I would like to use java to get the source of a website (secure) and then parse that website for links that are in it. I have found how to connect to that url, but then how
You can use javacurl to get the site's html, and java DOM to analyze it.
You can get low level and just request it with a socket.

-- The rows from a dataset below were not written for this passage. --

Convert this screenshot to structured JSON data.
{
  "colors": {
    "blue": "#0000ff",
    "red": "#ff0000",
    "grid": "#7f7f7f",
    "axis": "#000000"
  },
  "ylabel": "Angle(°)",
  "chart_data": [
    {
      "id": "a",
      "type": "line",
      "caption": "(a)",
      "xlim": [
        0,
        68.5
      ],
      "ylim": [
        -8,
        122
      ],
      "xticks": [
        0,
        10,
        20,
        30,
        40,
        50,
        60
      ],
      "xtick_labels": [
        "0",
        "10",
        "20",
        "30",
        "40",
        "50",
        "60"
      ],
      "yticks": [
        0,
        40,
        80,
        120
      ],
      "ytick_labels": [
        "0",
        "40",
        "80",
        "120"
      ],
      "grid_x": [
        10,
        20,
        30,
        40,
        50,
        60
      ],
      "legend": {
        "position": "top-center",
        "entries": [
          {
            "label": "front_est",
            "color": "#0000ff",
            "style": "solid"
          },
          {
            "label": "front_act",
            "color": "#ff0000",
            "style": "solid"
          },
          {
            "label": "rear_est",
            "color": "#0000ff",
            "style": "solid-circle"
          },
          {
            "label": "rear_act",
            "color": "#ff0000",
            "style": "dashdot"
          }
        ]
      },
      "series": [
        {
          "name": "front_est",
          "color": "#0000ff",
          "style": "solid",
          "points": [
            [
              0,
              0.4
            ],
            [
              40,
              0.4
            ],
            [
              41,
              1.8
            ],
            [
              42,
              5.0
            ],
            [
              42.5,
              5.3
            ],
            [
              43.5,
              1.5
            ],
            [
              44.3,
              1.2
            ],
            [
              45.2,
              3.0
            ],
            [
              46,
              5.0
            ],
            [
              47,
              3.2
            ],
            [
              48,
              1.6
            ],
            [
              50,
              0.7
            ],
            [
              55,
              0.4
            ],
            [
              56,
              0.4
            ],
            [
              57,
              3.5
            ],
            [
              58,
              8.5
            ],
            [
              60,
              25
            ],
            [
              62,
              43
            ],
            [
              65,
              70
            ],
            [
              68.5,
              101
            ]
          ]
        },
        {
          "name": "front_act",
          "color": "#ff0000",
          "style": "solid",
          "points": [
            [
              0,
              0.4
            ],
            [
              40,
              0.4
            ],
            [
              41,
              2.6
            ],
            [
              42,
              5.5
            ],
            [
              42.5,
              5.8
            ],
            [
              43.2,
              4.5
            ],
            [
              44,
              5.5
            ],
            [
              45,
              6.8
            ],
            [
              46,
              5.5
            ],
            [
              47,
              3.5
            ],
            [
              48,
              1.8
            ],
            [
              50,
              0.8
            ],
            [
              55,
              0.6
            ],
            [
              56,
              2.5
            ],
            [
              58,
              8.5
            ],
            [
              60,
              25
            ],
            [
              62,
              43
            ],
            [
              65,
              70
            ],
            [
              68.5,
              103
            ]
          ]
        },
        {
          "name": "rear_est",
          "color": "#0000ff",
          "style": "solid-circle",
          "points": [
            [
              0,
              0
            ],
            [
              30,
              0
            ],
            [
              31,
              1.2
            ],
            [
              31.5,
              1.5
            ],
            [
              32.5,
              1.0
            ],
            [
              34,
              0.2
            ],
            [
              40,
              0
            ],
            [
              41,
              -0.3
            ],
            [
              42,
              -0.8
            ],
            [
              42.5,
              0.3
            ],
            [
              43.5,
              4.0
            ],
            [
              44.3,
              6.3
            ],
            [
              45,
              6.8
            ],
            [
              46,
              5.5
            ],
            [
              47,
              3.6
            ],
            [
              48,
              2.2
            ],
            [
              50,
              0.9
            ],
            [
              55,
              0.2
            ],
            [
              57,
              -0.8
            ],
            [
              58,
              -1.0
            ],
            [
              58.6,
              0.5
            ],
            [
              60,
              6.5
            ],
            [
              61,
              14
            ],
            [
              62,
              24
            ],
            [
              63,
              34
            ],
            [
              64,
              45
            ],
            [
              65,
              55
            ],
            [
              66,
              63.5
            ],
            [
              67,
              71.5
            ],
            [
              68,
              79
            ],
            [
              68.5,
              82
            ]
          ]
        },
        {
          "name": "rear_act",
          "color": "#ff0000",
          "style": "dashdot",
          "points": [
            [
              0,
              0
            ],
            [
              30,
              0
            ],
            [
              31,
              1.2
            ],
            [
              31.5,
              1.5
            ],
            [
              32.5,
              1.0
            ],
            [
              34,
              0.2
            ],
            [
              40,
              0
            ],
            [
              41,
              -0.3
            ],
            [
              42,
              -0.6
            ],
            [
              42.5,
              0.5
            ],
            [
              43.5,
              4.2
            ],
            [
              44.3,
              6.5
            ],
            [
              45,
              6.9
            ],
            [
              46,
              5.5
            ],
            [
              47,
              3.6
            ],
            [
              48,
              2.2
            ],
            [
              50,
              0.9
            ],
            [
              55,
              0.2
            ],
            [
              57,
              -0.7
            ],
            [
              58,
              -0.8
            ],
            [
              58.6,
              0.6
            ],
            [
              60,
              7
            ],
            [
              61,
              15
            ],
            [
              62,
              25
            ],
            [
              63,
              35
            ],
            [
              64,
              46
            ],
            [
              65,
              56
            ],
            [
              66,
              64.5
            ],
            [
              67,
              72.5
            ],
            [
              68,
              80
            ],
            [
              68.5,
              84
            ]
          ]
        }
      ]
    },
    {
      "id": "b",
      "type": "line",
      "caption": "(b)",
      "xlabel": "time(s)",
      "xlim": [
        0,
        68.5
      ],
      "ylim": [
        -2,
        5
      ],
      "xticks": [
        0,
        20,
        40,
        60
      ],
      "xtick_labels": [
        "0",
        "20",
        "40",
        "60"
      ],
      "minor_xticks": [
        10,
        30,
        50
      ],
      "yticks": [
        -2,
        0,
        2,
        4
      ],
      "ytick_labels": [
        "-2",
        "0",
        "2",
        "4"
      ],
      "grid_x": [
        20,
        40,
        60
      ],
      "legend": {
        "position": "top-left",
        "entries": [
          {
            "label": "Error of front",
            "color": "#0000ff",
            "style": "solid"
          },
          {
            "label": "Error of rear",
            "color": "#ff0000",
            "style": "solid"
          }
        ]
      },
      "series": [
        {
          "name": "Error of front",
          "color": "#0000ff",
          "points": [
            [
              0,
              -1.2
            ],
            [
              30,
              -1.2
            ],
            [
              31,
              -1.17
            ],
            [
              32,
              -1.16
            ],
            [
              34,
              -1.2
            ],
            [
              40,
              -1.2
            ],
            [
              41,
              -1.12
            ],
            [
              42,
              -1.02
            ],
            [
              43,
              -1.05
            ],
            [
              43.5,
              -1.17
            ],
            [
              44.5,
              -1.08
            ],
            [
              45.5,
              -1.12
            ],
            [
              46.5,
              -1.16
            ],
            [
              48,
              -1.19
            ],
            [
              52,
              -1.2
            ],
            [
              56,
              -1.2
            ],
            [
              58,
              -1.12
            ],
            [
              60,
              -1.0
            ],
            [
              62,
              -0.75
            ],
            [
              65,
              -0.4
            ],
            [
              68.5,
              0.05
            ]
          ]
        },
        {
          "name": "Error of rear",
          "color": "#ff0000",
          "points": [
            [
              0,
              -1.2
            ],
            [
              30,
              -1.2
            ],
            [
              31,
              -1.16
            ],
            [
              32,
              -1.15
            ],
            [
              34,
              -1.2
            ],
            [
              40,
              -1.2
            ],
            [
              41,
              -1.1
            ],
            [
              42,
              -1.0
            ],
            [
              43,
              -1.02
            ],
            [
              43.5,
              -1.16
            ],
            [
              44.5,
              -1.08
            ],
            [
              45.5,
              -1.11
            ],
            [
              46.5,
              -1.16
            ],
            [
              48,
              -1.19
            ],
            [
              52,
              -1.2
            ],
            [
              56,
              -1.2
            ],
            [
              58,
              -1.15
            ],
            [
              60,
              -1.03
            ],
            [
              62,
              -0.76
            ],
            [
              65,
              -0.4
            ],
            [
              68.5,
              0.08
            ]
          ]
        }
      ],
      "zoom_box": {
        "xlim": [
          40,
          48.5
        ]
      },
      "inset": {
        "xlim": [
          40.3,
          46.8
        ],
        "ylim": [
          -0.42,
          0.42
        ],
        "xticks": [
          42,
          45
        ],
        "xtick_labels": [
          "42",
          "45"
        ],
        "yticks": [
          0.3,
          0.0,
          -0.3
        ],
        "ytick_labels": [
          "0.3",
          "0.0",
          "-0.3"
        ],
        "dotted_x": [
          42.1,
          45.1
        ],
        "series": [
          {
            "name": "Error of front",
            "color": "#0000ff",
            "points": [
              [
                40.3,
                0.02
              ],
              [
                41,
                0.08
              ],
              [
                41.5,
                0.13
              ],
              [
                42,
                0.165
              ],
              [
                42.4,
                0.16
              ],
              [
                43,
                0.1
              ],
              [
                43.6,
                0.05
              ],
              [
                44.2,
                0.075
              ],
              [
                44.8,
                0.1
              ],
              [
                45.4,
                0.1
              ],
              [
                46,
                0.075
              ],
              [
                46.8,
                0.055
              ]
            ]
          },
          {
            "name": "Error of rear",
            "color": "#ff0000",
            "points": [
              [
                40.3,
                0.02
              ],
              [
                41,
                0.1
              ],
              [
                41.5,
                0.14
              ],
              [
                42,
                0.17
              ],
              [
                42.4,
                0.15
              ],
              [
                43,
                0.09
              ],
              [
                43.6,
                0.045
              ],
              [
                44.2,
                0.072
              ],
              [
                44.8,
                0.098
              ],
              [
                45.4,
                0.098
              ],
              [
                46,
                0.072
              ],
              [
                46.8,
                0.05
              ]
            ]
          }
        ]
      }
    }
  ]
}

In java it looks like
// Arg[0] = Hostname
// Arg[1] = File like index.html
public static void main(String[] args) throws Exception {
SSLSocketFactory factory = (SSLSocketFactory) SSLSocketFactory.getDefault();
SSLSocket sslsock = (SSLSocket) factory.createSocket(args[0], 443);
SSLSession session = sslsock.getSession();
X509Certificate cert;
try {
cert = (X509Certificate) session.getPeerCertificates()[0];
} catch (SSLPeerUnverifiedException e) {
System.err.println(session.getPeerHost() + " did not present a valid cert.");
return;
}
// Now use the secure socket just like a regular socket to read pages.
PrintWriter out = new PrintWriter(sslsock.getOutputStream());
out.write("GET " + args[1] + " HTTP/1.0\r\n\r\n");
out.flush();
BufferedReader in = new BufferedReader(new InputStreamReader(sslsock.getInputStream()));
String line;
String regExp = ".*<a href=\"(.*)\">.*";
Pattern p = Pattern.compile( regExp, Pattern.CASE_INSENSITIVE );
while ((line = in.readLine()) != null) {
// Using Oscar's RegEx.
Matcher m = p.matcher( line );
if( m.matches() ) {
System.out.println( m.group(1) );
}
}
sslsock.close();
}